In a balanced binary search tree with 1,000,000 nodes, roughly how many comparisons are needed to find a value?
A graph generalises trees by removing the hierarchy constraint. It consists of nodes (also called vertices) and edges (connections between nodes). Edges can be:
Social network (undirected):
Alice - Bob - Charlie
\ |
Diana - Eve
Road map (weighted, directed):
London →(2h)→ Birmingham →(1.5h)→ Manchester
Facebook's social graph contains over 3 billion nodes (users) and hundreds of billions of edges (friendships). Graph algorithms determine your News Feed, friend suggestions, and ad targeting - all running on one of the largest graphs ever built.
One of the most interpretable AI models is the decision tree. It asks a series of yes/no questions to classify data:
Is temperature > 30°C?
├── Yes: Is humidity > 70%?
│ ├── Yes: "Don't play tennis"
│ └── No: "Play tennis"
└── No: Is it windy?
├── Yes: "Don't play tennis"
└── No: "Play tennis"
Decision trees are popular because humans can read and understand them - crucial in healthcare, finance, and legal AI where explainability matters.
A hospital uses an AI to predict patient risk. Regulators require the AI to explain its decisions. Why might a decision tree be preferred over a deep neural network here, even if the neural network is slightly more accurate?
A random forest builds hundreds of decision trees, each trained on a slightly different subset of the data, then takes a vote. This ensemble approach is more accurate and robust than a single tree - and it's still one of the most widely used AI techniques in industry.

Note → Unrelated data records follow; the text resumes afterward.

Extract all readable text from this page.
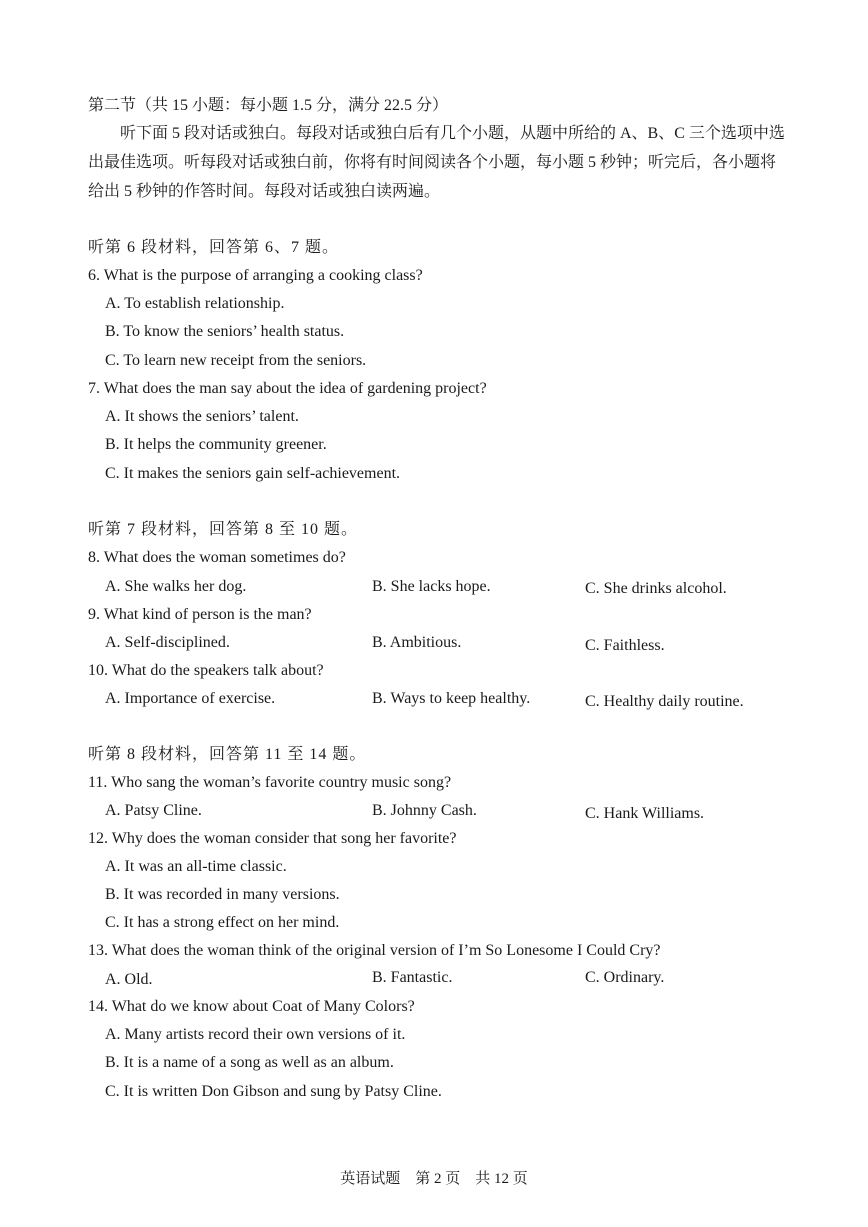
第二节（共 15 小题：每小题 1.5 分，满分 22.5 分）
听下面 5 段对话或独白。每段对话或独白后有几个小题，从题中所给的 A、B、C 三个选项中选出最佳选项。听每段对话或独白前，你将有时间阅读各个小题，每小题 5 秒钟；听完后，各小题将给出 5 秒钟的作答时间。每段对话或独白读两遍。
听第 6 段材料，回答第 6、7 题。
6. What is the purpose of arranging a cooking class?
A. To establish relationship.
B. To know the seniors’ health status.
C. To learn new receipt from the seniors.
7. What does the man say about the idea of gardening project?
A. It shows the seniors’ talent.
B. It helps the community greener.
C. It makes the seniors gain self-achievement.
听第 7 段材料，回答第 8 至 10 题。
8. What does the woman sometimes do?
A. She walks her dog.	B. She lacks hope.	C. She drinks alcohol.
9. What kind of person is the man?
A. Self-disciplined.	B. Ambitious.	C. Faithless.
10. What do the speakers talk about?
A. Importance of exercise.	B. Ways to keep healthy.	C. Healthy daily routine.
听第 8 段材料，回答第 11 至 14 题。
11. Who sang the woman’s favorite country music song?
A. Patsy Cline.	B. Johnny Cash.	C. Hank Williams.
12. Why does the woman consider that song her favorite?
A. It was an all-time classic.
B. It was recorded in many versions.
C. It has a strong effect on her mind.
13. What does the woman think of the original version of I’m So Lonesome I Could Cry?
A. Old.	B. Fantastic.	C. Ordinary.
14. What do we know about Coat of Many Colors?
A. Many artists record their own versions of it.
B. It is a name of a song as well as an album.
C. It is written Don Gibson and sung by Patsy Cline.
英语试题　第 2 页　共 12 页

A knowledge graph stores facts as relationships between entities:
(London) --[capital_of]--> (United Kingdom)
(London) --[located_in]--> (England)
(Big Ben) --[located_in]--> (London)
Google's Knowledge Graph powers those information panels you see in search results. When you search "Big Ben," the graph connects it to London, the UK, and related landmarks.

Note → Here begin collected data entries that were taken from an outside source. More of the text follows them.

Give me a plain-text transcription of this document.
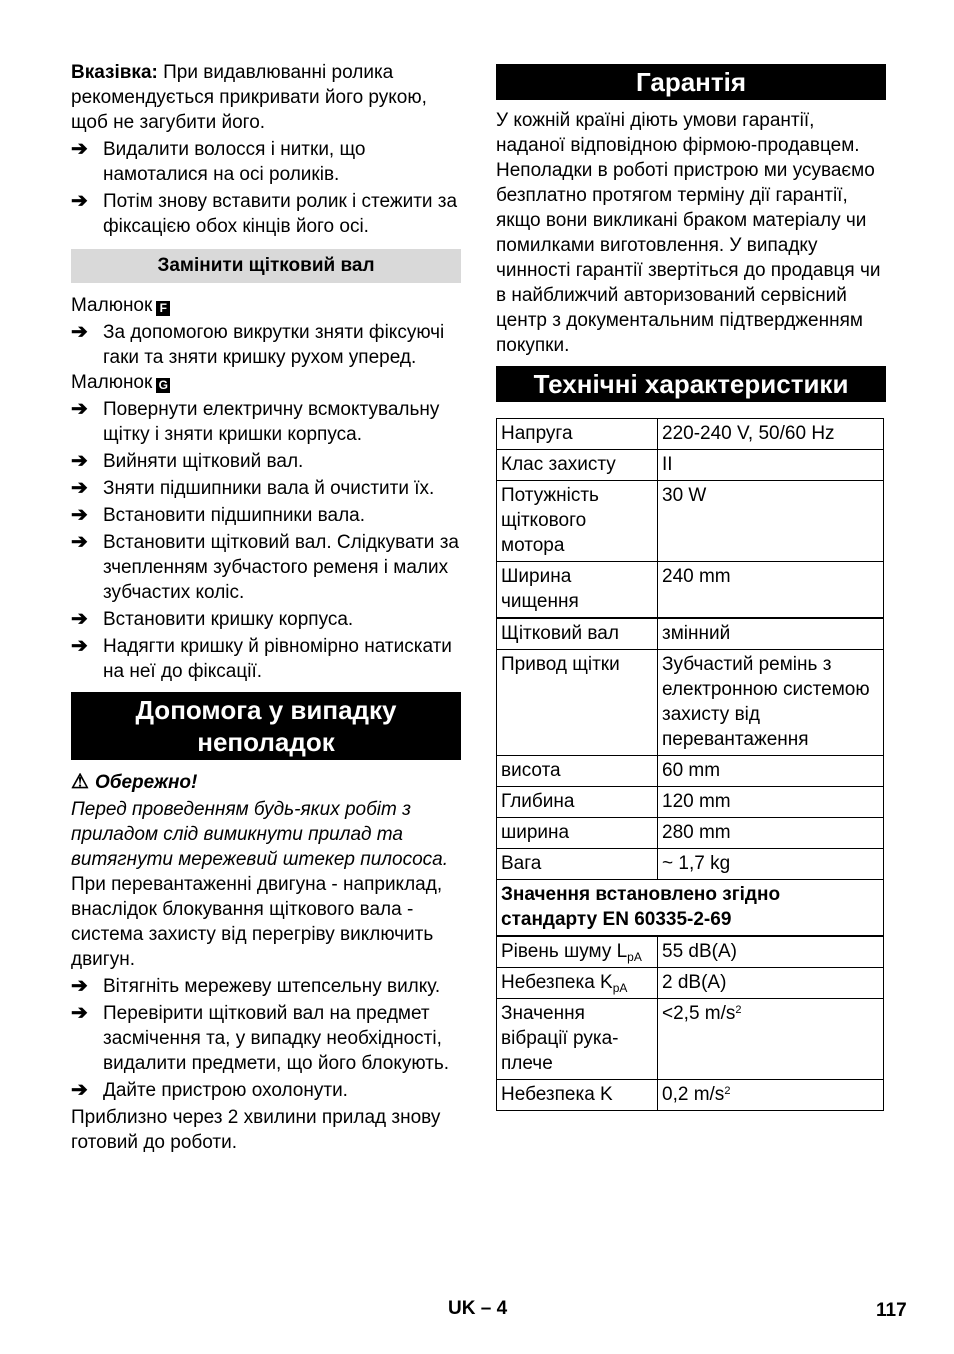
Вказівка: При видавлюванні ролика рекомендується прикривати його рукою, щоб не загубити його.

➔ Видалити волосся і нитки, що намоталися на осі роликів.
➔ Потім знову вставити ролик і стежити за фіксацією обох кінців його осі.
Замінити щітковий вал

Малюнок F

➔ За допомогою викрутки зняти фіксуючі гаки та зняти кришку рухом уперед.

Малюнок G

➔ Повернути електричну всмоктувальну щітку і зняти кришки корпуса.
➔ Вийняти щітковий вал.
➔ Зняти підшипники вала й очистити їх.
➔ Встановити підшипники вала.
➔ Встановити щітковий вал. Слідкувати за зчепленням зубчастого ременя і малих зубчастих коліс.
➔ Встановити кришку корпуса.
➔ Надягти кришку й рівномірно натискати на неї до фіксації.
Допомога у випадку неполадок

⚠ Обережно!

Перед проведенням будь-яких робіт з приладом слід вимикнути прилад та витягнути мережевий штекер пилососа.

При перевантаженні двигуна - наприклад, внаслідок блокування щіткового вала - система захисту від перегріву виключить двигун.

➔ Вітягніть мережеву штепсельну вилку.
➔ Перевірити щітковий вал на предмет засмічення та, у випадку необхідності, видалити предмети, що його блокують.
➔ Дайте пристрою охолонути.

Приблизно через 2 хвилини прилад знову готовий до роботи.

Гарантія

У кожній країні діють умови гарантії, наданої відповідною фірмою-продавцем. Неполадки в роботі пристрою ми усуваємо безплатно протягом терміну дії гарантії, якщо вони викликані браком матеріалу чи помилками виготовлення. У випадку чинності гарантії звертіться до продавця чи в найближчий авторизований сервісний центр з документальним підтвердженням покупки.

Технічні характеристики
Напруга	220-240 V, 50/60 Hz
Клас захисту	II
Потужність щіткового мотора	30 W
Ширина чищення	240 mm
Щітковий вал	змінний
Привод щітки	Зубчастий ремінь з електронною системою захисту від перевантаження
висота	60 mm
Глибина	120 mm
ширина	280 mm
Вага	~ 1,7 kg
Значення встановлено згідно стандарту EN 60335-2-69	
Рівень шуму $L_{pA}$	55 dB(A)
Небезпека $K_{pA}$	2 dB(A)
Значення вібрації рука-плече	<2,5 $m/s^2$
Небезпека K	0,2 $m/s^2$
UK – 4	117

Netflix, Spotify, and Amazon model users and items as a graph. If users A and B both liked items X and Y, and user A also liked item Z, the graph suggests Z to user B. This is collaborative filtering powered by graph structure.
Why are graphs better than simple lists for modelling social networks?
DFS explores as far as possible along one path before backtracking. Think of it as exploring a maze by always taking the leftmost turn until you hit a dead end, then backtracking.
A
/ \
B C
/ \ \
D E F
DFS order: A → B → D → E → C → F
DFS uses a stack (naturally via recursion, or explicitly). It's great for:
BFS explores all neighbours at the current depth before moving deeper. Think of it as ripples spreading outward from a stone dropped in a pond.
A
/ \
B C
/ \ \
D E F
BFS order: A → B → C → D → E → F
BFS uses a queue. It's great for:
Notice how stacks and queues from the previous lesson connect to tree and graph traversal? DFS uses a stack; BFS uses a queue. Data structures build upon each other - that's why learning them in order matters.
You want to find the shortest route between two cities on a map where all roads are the same length. Which traversal should you use?
Social media platforms measure "degrees of separation" - how many friend-of-friend hops connect two people. Which traversal algorithm would efficiently find the fewest hops between two users? How does this relate to the "six degrees of separation" idea?
Google's PageRank algorithm - the original breakthrough that made Google dominant - models the web as a graph. Each web page is a node, each hyperlink is a directed edge, and a page's importance is determined by how many important pages link to it. It's essentially a random walk on a graph.